The patient-driven Rare Disease Research Network: turning research on its head 2025 Smith et al

Andy

Senior Member (Voting rights)

Abstract​

Background

The vast majority of healthcare research in the UK is investigator-led. While national progress in patient and public involvement (PPI) increasingly mandates patient consultation, research questions and outcomes still frequently misalign with patient priorities. This is particularly important in rare disease research, as more than 95% of 11 000 conditions have no effective or curative treatment, and around 20% are not clinically defined, making them difficult to diagnose and manage. The unmet physical, mental and emotional needs of people living with rare diseases are immense. Extensive guidance and toolkits exist to support investigators with PPI, but none target patient communities attempting to promote their own priorities, initiate or co-lead research.

Aim

This communication article introduces the newly established patient-led Rare Disease Research Network (RDRN).

What is the RDRN, and how can it be useful?

Launched in November 2024, the RDRN is an open-access collaborative platform designed to support patient-driven and co-produced research, connecting patient and professional partners with similar research interests. Originally conceived by an ultra-rare patient group, the network was co-produced with the rare disease community, including individuals living with rare conditions, parents, carers and charity advocates, whose lived experience and priorities shaped every aspect of its design. Supported by academic and research networks, its collaborative development ensures RDRN removes barriers to participation while complementing existing initiatives.

RDRN is a novel approach to driving new impactful research by aligning investigator priorities with real-world needs and building capacity from patients outward. Rare disease communities bring lived expertise, creativity and motivation. Yet without a structured route to collaborate, their insights are often lost. RDRN offers an inclusive space, fostering new partnerships and supporting upstream collaboration. The approach enables patients to become ‘research ready’ and empowers them to have an active role in generating ideas and delivering research from inception, leading to innovative research and driving meaningful change in patients’ lives. With further development, RDRN could present a lasting, scalable and unified model for co-designed rare disease research. By enabling trust, capacity and shared purpose, it can drive discovery, improve outcomes and build a more resilient and self-sustaining research ecosystem, underpinning key pillars of the 2021 UK Rare Diseases Framework.

Open access
 
"There are nearly 11 000 rare diseases,1 each affecting fewer than one in 2000 people with a combined impact of over 3.5 million people (1 in 17) affected in the UK.2 Over 95% of rare diseases lack effective and curative treatments3 and up to 20% are not clinically defined,2 significantly impacting diagnosis, treatment and patient well-being. The unmet needs of people living with rare diseases are immense, compounded by multi-organ involvement, limited specialist expertise and fragmented care. Research is critical to improving diagnostic accuracy, advancing treatment development and understanding patient experiences.
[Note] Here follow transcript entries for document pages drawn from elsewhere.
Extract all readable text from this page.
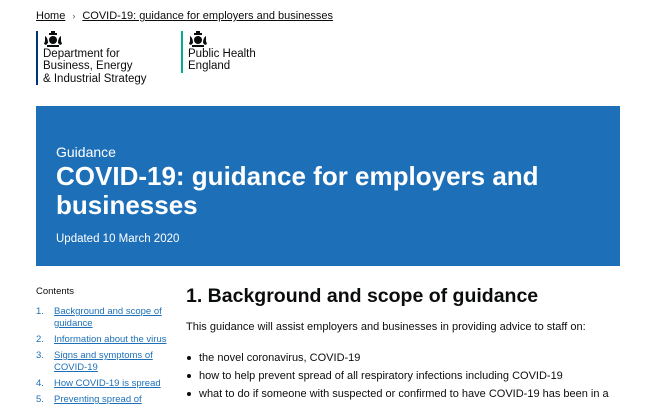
Home › COVID-19: guidance for employers and businesses
Department for
Business, Energy
& Industrial Strategy
Public Health
England
Guidance
COVID-19: guidance for employers and businesses
Updated 10 March 2020
Contents
1.	Background and scope of guidance
2.	Information about the virus
3.	Signs and symptoms of COVID-19
4.	How COVID-19 is spread
5.	Preventing spread of
1. Background and scope of guidance

This guidance will assist employers and businesses in providing advice to staff on:

the novel coronavirus, COVID-19
how to help prevent spread of all respiratory infections including COVID-19
what to do if someone with suspected or confirmed to have COVID-19 has been in a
The 2021 UK Rare Diseases Framework,2 associated action plans from devolved nations4–7 and 2024 initiatives including the Rare Disease Research UK (RDR UK)8 and LifeArc’s Translational Centres for Rare Diseases9 have created significant momentum for cross-sector collaboration and patient involvement in rare disease research. Between 2016 and 2021, over one billion pounds was invested by the Medical Research Council (MRC), National Institution for Health and Care Research (NIHR), Association of Medical Research Charities (AMRC) and industry partners into rare disease project grants and fellowships across the UK."
 
I'm guessing it will be slow progress due to entrenched interests. I'm thinking of those jokes about companies that are continually pushing a new management technique with a new fancy acronym ... and the workplace just gets worse due to wasting time on the changes. The blame for failure is never on the ones coming up with the new methods.

Then again, no progress will occur without someone trying to change things.
 
Then again, no progress will occur without someone trying to change things.
Now if only they didn't keep trying the same things with the same intents for all the same reasons and expecting... I don't even know at this point.

They keep trying things, and yet nothing ever changes. Even the things they try. Even the way they try things. Especially the way they assess the performance of those things: good if I like it, bad if I don't.
 
Now if only they didn't keep trying the same things with the same intents for all the same reasons and expecting... I don't even know at this point.

They keep trying things, and yet nothing ever changes. Even the things they try. Even the way they try things. Especially the way they assess the performance of those things: good if I like it, bad if I don't.
I don't know what you mean, they have found yet another way to name exercise and CBT and package it with minor tweaks! That is the sort of change they can all get behind You would think they could only come up with one or two ways to name this but your wrong, they will find infinite ways to do the same things under different names and tiny tweaks.